Police Are Campaigning Google To Remove The Waze App Because It Is Allegedly Putting Them In Danger

If you think the Waze app useful when you’re traveling, you might find this news troubling. Reportedly sheriffs and police officers from around the country are trying to get Google to remove the app or at least block features in the app that allow users to monitor police activity. Their reason? It’s putting them in…THE DANGER ZONE. From CBS News:

To Sergio Kopelev, a reserve deputy sheriff in Southern California, Waze is also a stalking app for law enforcement.

There are no known connections between any attack on police and Waze, but law enforcers such as Kopelev are concerned it’s only a matter of time. They are seeking support among other law enforcement trade groups to pressure Google to disable the police-reporting function. The emerging policy debate places Google again at the center of an ongoing global debate about public safety, consumer rights and privacy.

Waze users mark police presence on maps without much distinction other than “visible” or “hidden.” Users see a police icon, but it’s not immediately clear whether police are there for a speed trap, a sobriety check or a lunch break. The police generally are operating in public spaces.

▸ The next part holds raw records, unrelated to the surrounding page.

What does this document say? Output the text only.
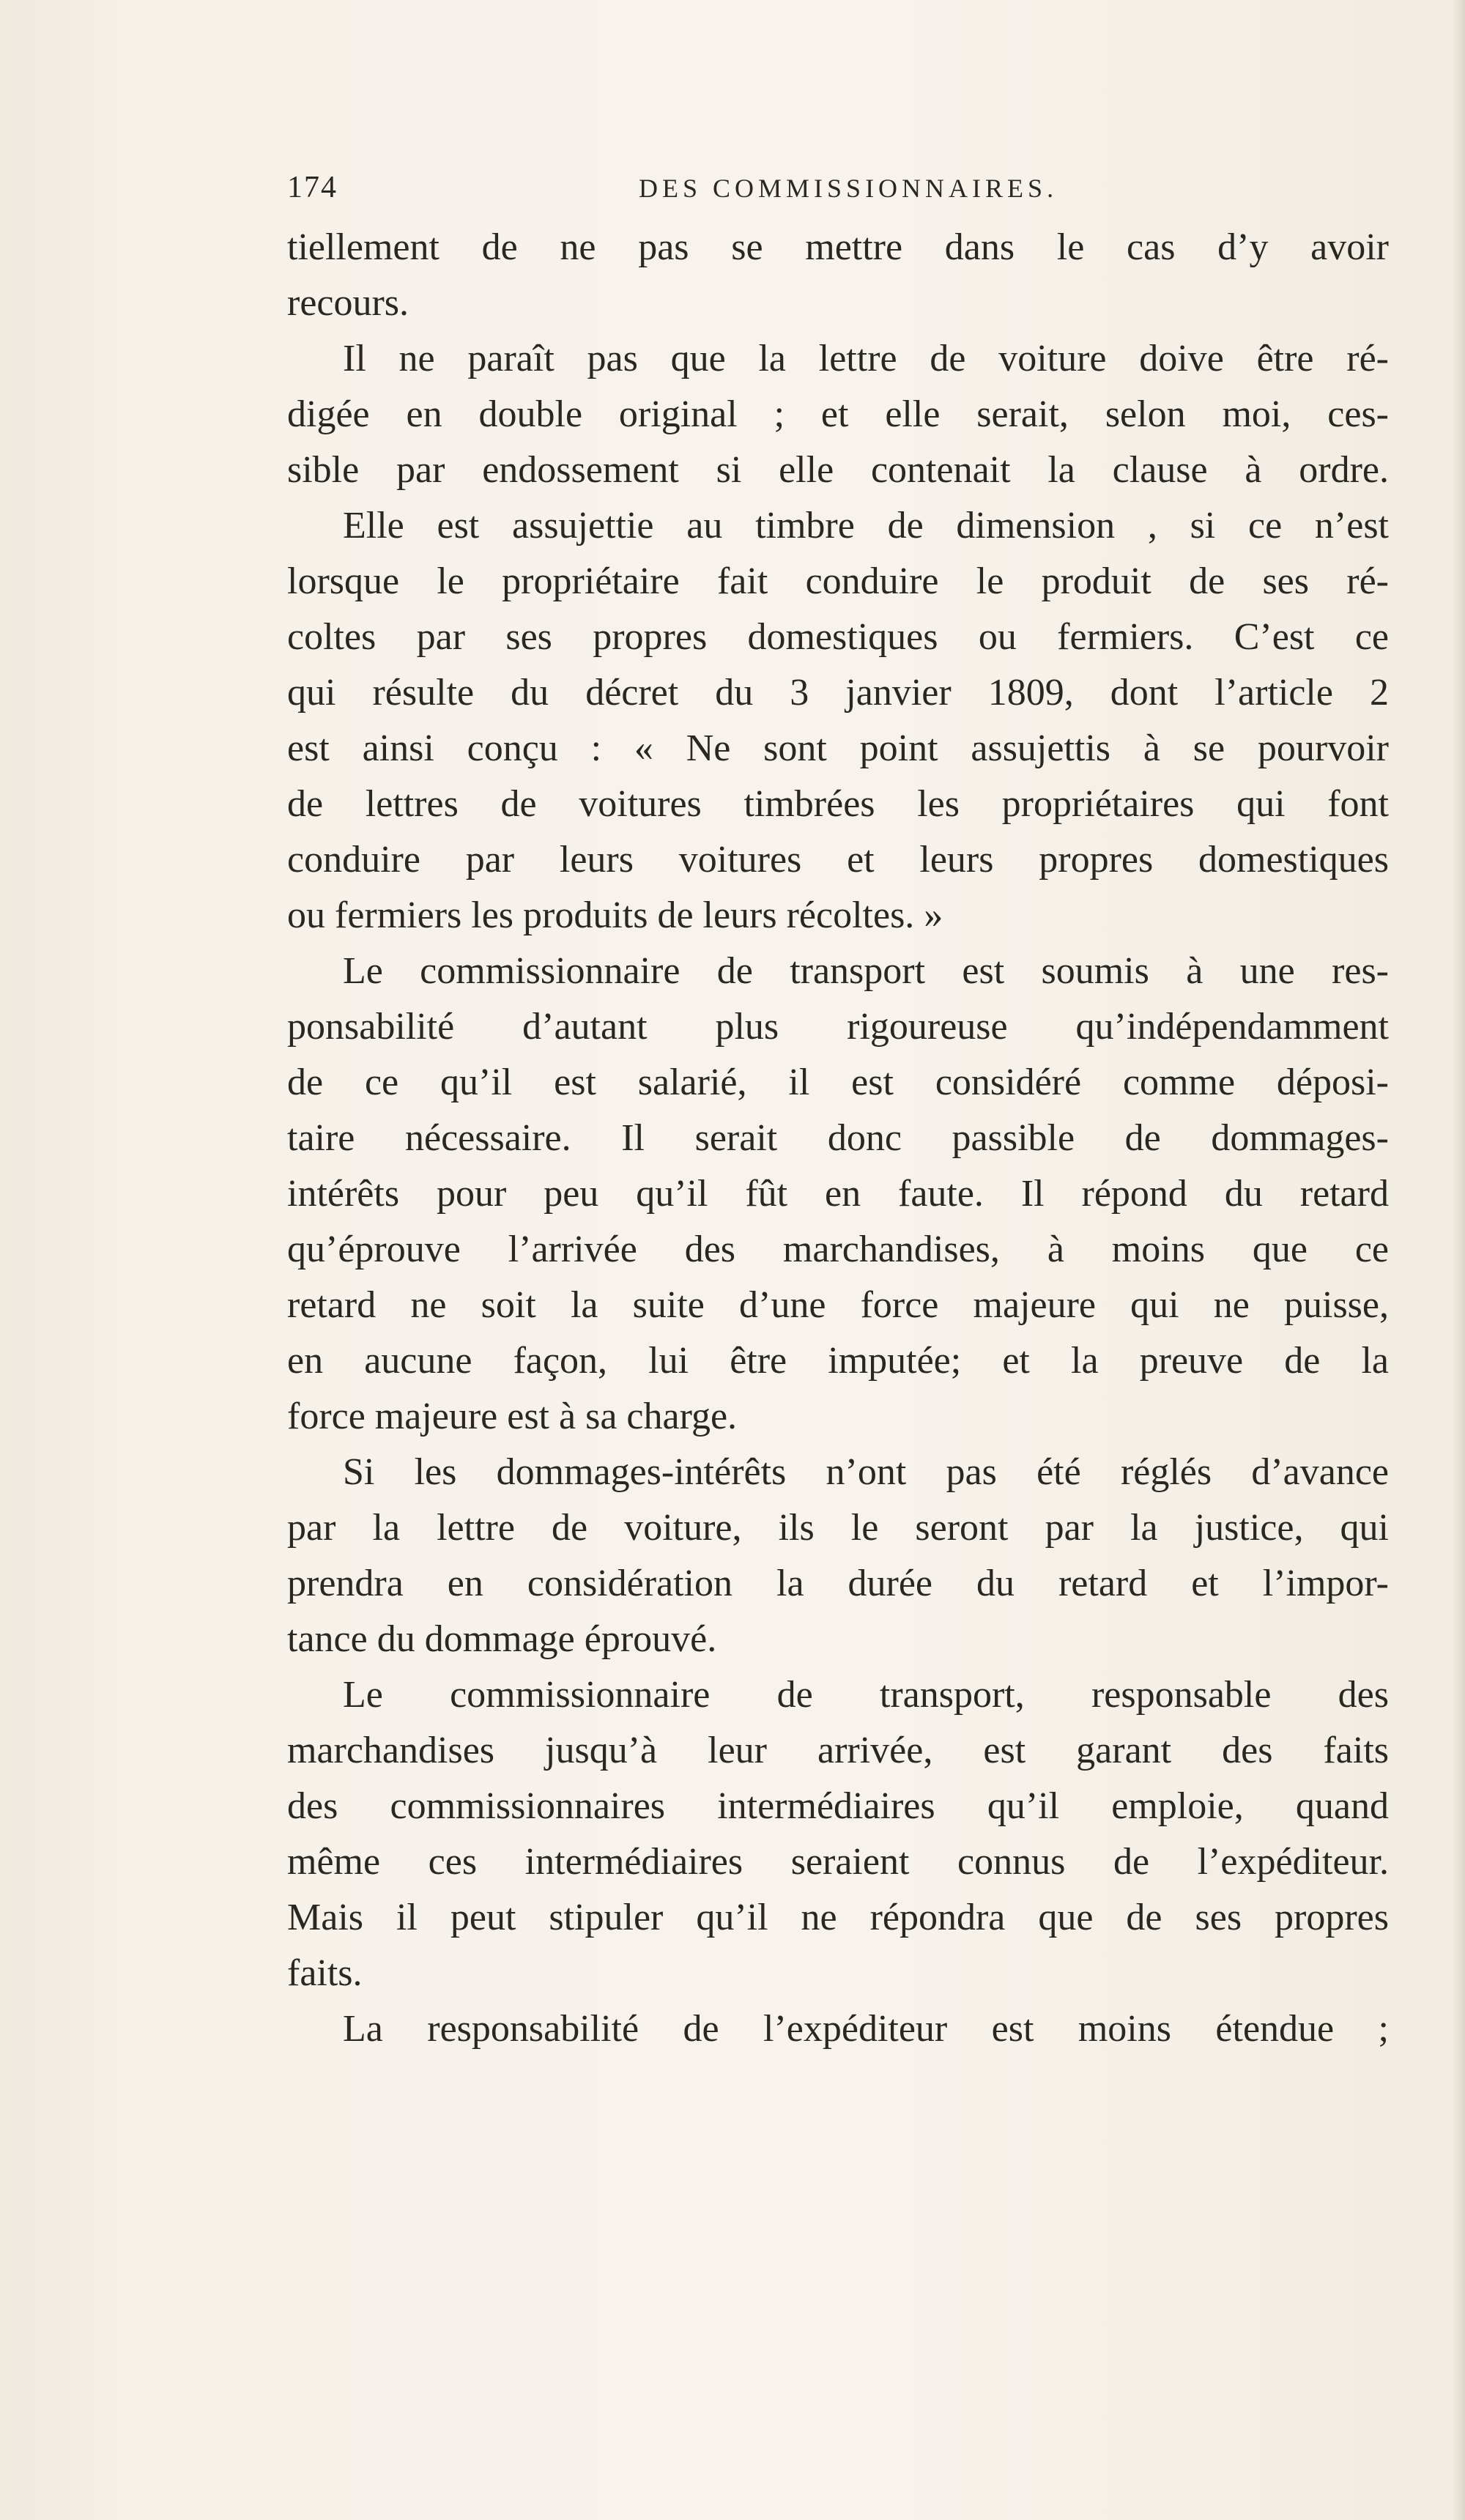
174	DES COMMISSIONNAIRES.
tiellement de ne pas se mettre dans le cas d’y avoir
recours.
Il ne paraît pas que la lettre de voiture doive être ré-
digée en double original ; et elle serait, selon moi, ces-
sible par endossement si elle contenait la clause à ordre.
Elle est assujettie au timbre de dimension , si ce n’est
lorsque le propriétaire fait conduire le produit de ses ré-
coltes par ses propres domestiques ou fermiers. C’est ce
qui résulte du décret du 3 janvier 1809, dont l’article 2
est ainsi conçu : « Ne sont point assujettis à se pourvoir
de lettres de voitures timbrées les propriétaires qui font
conduire par leurs voitures et leurs propres domestiques
ou fermiers les produits de leurs récoltes. »
Le commissionnaire de transport est soumis à une res-
ponsabilité d’autant plus rigoureuse qu’indépendamment
de ce qu’il est salarié, il est considéré comme déposi-
taire nécessaire. Il serait donc passible de dommages-
intérêts pour peu qu’il fût en faute. Il répond du retard
qu’éprouve l’arrivée des marchandises, à moins que ce
retard ne soit la suite d’une force majeure qui ne puisse,
en aucune façon, lui être imputée; et la preuve de la
force majeure est à sa charge.
Si les dommages-intérêts n’ont pas été réglés d’avance
par la lettre de voiture, ils le seront par la justice, qui
prendra en considération la durée du retard et l’impor-
tance du dommage éprouvé.
Le commissionnaire de transport, responsable des
marchandises jusqu’à leur arrivée, est garant des faits
des commissionnaires intermédiaires qu’il emploie, quand
même ces intermédiaires seraient connus de l’expéditeur.
Mais il peut stipuler qu’il ne répondra que de ses propres
faits.
La responsabilité de l’expéditeur est moins étendue ;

Now as a Waze user myself, I’m probably a little biased in retelling this story. If it is doing anything against police, it is hindering their ability to catch speeders and bust law breakers along our highways.

It’s a very helpful tool during long trips and daily commutes and the police feature is just a small part of what makes Waze a pretty great little app. If there’s going to be any danger related to it, it’s going to be due to these wild claims being thrown out.

Considering recent developments with Google, users and privacy advocates alike might feel a little worried when they hear police are campaigning to the net giant. It also has some questioning how the app can be used by police via its ability to monitor users in real time:

Nuala O’Connor, head of the Center for Democracy and Technology, a Washington civil liberties group, said it would not be appropriate for Google to disable the police-reporting feature.

“I do not think it is legitimate to ask a person-to-person communication to cease simply because it reports on publicly visible law enforcement,” she said. She said a bigger concern among privacy advocates is how much information about customers Waze shares with law enforcement, since the service necessarily monitors their location continually as long as it’s turned on. (via)

Despite all of this, police are holding close to their assumption that Waze is putting police in the line of fire. This isn’t the first time they’ve taken aim at apps similar to Waze, successfully lobbying to have sobriety checkpoint monitoring features removed from apps used by Apple and Nokia. Jim Pasco, the executive director of the Fraternal Order of Police, has his own thoughts on what could happen:

“I can think of 100 ways that it could present an officer-safety issue,” Pasco said. “There’s no control over who uses it. So, if you’re a criminal and you want to rob a bank, hypothetically, you use your Waze.” (via)

Waze will help you get to and from the bank, avoiding traffic and police that have been reported in the area by other Waze users, but it will not aid in robbing the bank. That’s up to you and you will likely fail miserably. Luckily, someone else can use Waze to warn other users to avoid the area and keep them safe from your folly. At least they can for now.